Vous pouvez ajouter un peu de thym émietté dans le sel. Le parfum reste léger, ce qui convient bien au bœuf. Inutile d’en faire plus.
Cuisson : les repères utiles
Le four doit être bien chaud au départ pour que la croûte prenne vite. Pour un rôti d’environ 1,2 kg, comptez en général 25 à 30 minutes pour une viande saignante à rosée. Ce temps peut varier selon l’épaisseur de la pièce, le plat utilisé et la précision du four.
Si vous avez une sonde, c’est le repère le plus fiable. Visez 48 à 50°C pour saignant, 52 à 55°C pour rosé en sortie de four. La température remonte encore pendant le repos, donc mieux vaut sortir la viande un peu avant le point voulu.
La saisie de départ doit être brève. Deux à trois minutes au total dans une poêle bien chaude suffisent. Le but est de colorer l’extérieur, pas de cuire la viande.
Après cuisson : repos et découpe
Laissez reposer le rôti 5 à 10 minutes avant d’ouvrir la croûte. La viande se détend et les jus se répartissent mieux. Cassez ensuite la coque avec le dos d’un couteau lourd ou un petit marteau de cuisine. Retirez les morceaux de sel, puis brossez ou essuyez rapidement la surface.
Ne laissez pas le rôti trop longtemps enfermé dans la croûte après cuisson. Même ouverte, la chaleur continue d’agir. Tranchez assez finement pour servir une viande rosée et régulière.
Si vous préférez une version plus classique, avec garniture, vous pouvez aussi voir ce rôti de bœuf aux échalotes confites.
Que servir avec
Le goût du bœuf reste très franc avec cette cuisson. Des accompagnements sobres vont mieux : pommes grenailles rôties, purée maison, haricots verts ou carottes poêlées.
Au service, un jus court servi à part convient bien. Vous pouvez aussi proposer un beurre maître d’hôtel. Posé sur les tranches chaudes, il fond doucement et apporte un peu de relief sans couvrir la viande.

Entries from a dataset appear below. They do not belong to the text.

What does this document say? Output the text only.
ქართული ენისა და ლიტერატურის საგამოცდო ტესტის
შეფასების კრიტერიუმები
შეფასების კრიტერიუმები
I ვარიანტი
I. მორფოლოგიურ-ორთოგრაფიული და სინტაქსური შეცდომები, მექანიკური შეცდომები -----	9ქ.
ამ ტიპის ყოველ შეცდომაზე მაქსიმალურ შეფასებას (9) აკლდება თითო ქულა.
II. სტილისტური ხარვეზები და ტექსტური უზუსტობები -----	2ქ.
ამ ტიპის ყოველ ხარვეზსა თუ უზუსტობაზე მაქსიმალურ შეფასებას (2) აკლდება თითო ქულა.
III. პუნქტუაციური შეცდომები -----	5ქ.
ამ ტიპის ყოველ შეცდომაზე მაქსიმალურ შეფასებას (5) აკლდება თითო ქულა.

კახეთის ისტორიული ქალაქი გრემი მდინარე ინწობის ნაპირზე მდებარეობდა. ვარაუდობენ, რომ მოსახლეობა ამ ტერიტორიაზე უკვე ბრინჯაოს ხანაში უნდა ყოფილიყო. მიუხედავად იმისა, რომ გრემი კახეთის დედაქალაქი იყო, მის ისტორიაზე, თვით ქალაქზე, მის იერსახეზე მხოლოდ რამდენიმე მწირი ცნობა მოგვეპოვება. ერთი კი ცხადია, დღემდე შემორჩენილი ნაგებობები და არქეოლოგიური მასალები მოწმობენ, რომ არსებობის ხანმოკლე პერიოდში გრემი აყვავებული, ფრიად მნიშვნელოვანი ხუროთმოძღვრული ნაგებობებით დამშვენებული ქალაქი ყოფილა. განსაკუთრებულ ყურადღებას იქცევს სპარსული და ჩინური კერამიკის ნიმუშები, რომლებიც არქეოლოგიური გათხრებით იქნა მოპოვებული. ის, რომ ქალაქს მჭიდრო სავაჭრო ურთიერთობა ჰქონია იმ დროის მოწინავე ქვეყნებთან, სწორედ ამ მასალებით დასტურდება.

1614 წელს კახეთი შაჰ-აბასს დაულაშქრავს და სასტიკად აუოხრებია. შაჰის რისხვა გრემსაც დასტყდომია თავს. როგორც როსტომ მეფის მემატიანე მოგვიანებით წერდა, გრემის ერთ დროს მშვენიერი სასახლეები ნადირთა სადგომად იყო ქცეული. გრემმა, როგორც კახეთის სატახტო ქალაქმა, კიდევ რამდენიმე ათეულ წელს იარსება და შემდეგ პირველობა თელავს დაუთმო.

S’il reste du rôti, gardez-le au frais pour le lendemain. Froid, il se tranche facilement pour être servi avec moutarde, cornichons ou salade de pommes de terre. Dans le même esprit, vous pouvez voir ce roastbeef froid sauce tartare.
Conservation et réchauffage
Le rôti se garde jusqu’à 2 jours au réfrigérateur, bien emballé. Mieux vaut conserver un morceau entier ou de grosses tranches plutôt que de tout couper d’avance.
Pour le réchauffer, faites simple : des tranches assez épaisses, un peu de jus ou de beurre, puis quelques minutes à couvert sur feu doux. Il faut juste les ramener à température. Si la viande cuit de nouveau, elle sèche vite.
Commentaires
Testé hier soir. Le boeuf était tendre, par contre la croûte était très dure chez moi, peut-être un peu trop épaisse.
Je n'avais jamais tenté la croûte de sel sur un rôti, franchement bonne surprise. La viande est restée rosée au centre chez moi.
J'ai remplacé une partie du gros sel par des herbes sèches mélangées, résultat top. À refaire pour un dîner avec des amis.
Fait pour un repas de famille, très réussi. Par contre il faut bien prévoir le plat parce que ça prend de la place lol.
Je m'attendais à plus compliqué honnêtement. En fait c'est surtout impressionnant au service.